Living or Dying?
Living is the feeling of wanting to live. The time that you stared into your lover’s eye and wanted it never to end. When you bite into a sweet snack, the sugar hitting your salivary glands wetting your tongue and falling into your stomach as you close your eyes and say “mmm.” Living is conquering your demons. It is rising to the challenge. It is courage and bravery. It is risking life and limb for those you love out of the kindness of your heart. It is loving yourself.
Dying is the feeling of wanting to die. The ache and groan of getting 3 hours of sleep and having to work at a job where you are underpaid and no one appreciates you. The mountain of responsibility that suffocates you so bad you can’t get up in the morning. The dread of having to talk to other people knowing it hurts just to speak. The pain of losing your sanity day after day getting closer to the truth: that you are a bag of flesh and nothing else.
Life is the result of living, or wanting to live. We have life because we want it. We seek out life in all of it’s forms. Life carries on after physical death, living on in others. Life spreads from one human to another, affecting generations, genetic codes, and cultures. Life only exists because people are living.
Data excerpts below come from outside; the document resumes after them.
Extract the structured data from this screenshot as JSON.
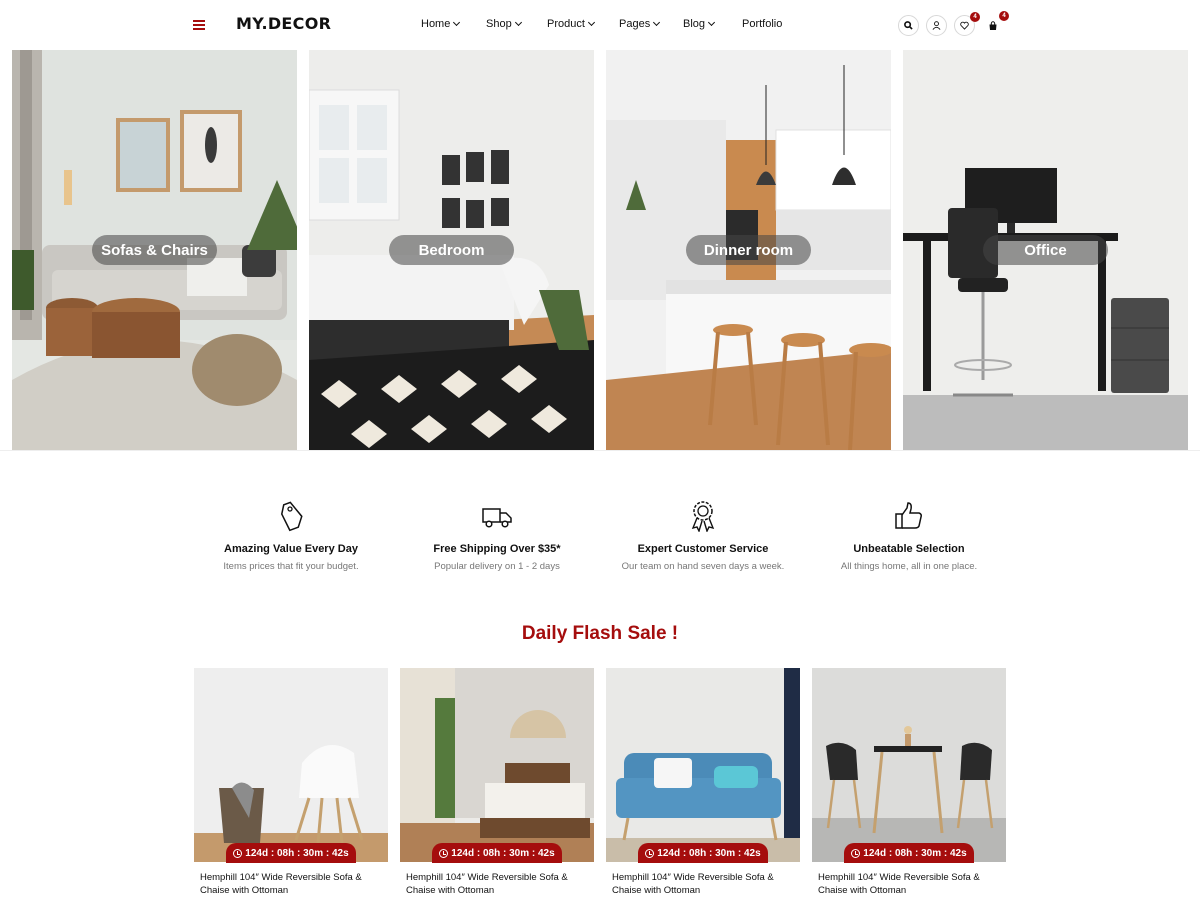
{
  "header": {
    "logo": "MY.DECOR",
    "nav": [
      {
        "label": "Home",
        "has_dropdown": true
      },
      {
        "label": "Shop",
        "has_dropdown": true
      },
      {
        "label": "Product",
        "has_dropdown": true
      },
      {
        "label": "Pages",
        "has_dropdown": true
      },
      {
        "label": "Blog",
        "has_dropdown": true
      },
      {
        "label": "Portfolio",
        "has_dropdown": false
      }
    ],
    "icons": [
      "search-icon",
      "user-icon",
      "heart-icon",
      "cart-icon"
    ],
    "wishlist_count": "4",
    "cart_count": "4"
  },
  "categories": [
    {
      "label": "Sofas & Chairs",
      "image": "living-room"
    },
    {
      "label": "Bedroom",
      "image": "bedroom"
    },
    {
      "label": "Dinner room",
      "image": "kitchen"
    },
    {
      "label": "Office",
      "image": "office"
    }
  ],
  "features": [
    {
      "icon": "price-tag-icon",
      "title": "Amazing Value Every Day",
      "desc": "Items prices that fit your budget."
    },
    {
      "icon": "delivery-truck-icon",
      "title": "Free Shipping Over $35*",
      "desc": "Popular delivery on 1 - 2 days"
    },
    {
      "icon": "award-ribbon-icon",
      "title": "Expert Customer Service",
      "desc": "Our team on hand seven days a week."
    },
    {
      "icon": "thumbs-up-icon",
      "title": "Unbeatable Selection",
      "desc": "All things home, all in one place."
    }
  ],
  "flash_sale": {
    "title": "Daily Flash Sale !",
    "products": [
      {
        "name": "Hemphill 104″ Wide Reversible Sofa & Chaise with Ottoman",
        "countdown": "124d : 08h : 30m : 42s"
      },
      {
        "name": "Hemphill 104″ Wide Reversible Sofa & Chaise with Ottoman",
        "countdown": "124d : 08h : 30m : 42s"
      },
      {
        "name": "Hemphill 104″ Wide Reversible Sofa & Chaise with Ottoman",
        "countdown": "124d : 08h : 30m : 42s"
      },
      {
        "name": "Hemphill 104″ Wide Reversible Sofa & Chaise with Ottoman",
        "countdown": "124d : 08h : 30m : 42s"
      }
    ]
  },
  "colors": {
    "accent": "#a50d0d",
    "text": "#111111",
    "muted": "#777777"
  }
}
Death is the result of dying, or wanting to die. We have death because living is no longer a want. Once a person has reached the end of dying, they have died, shedding all will for living, and thus losing their life. You do not have to physically die to be dead. Death is an illness, it is not a natural phenomena. Death is when those who are dying lose hope entirely, it exists solely because those who were alive decided to stop living.
There is no end. Death and Life are a continuity of human existence. You can bury someone, but you cannot stop their life from living in others. You can resurrect someone, but you cannot stop them from dying.
So are we dying to live, living to die, ultimately just dying or living on in others?
No, we choose to live or die for eternity.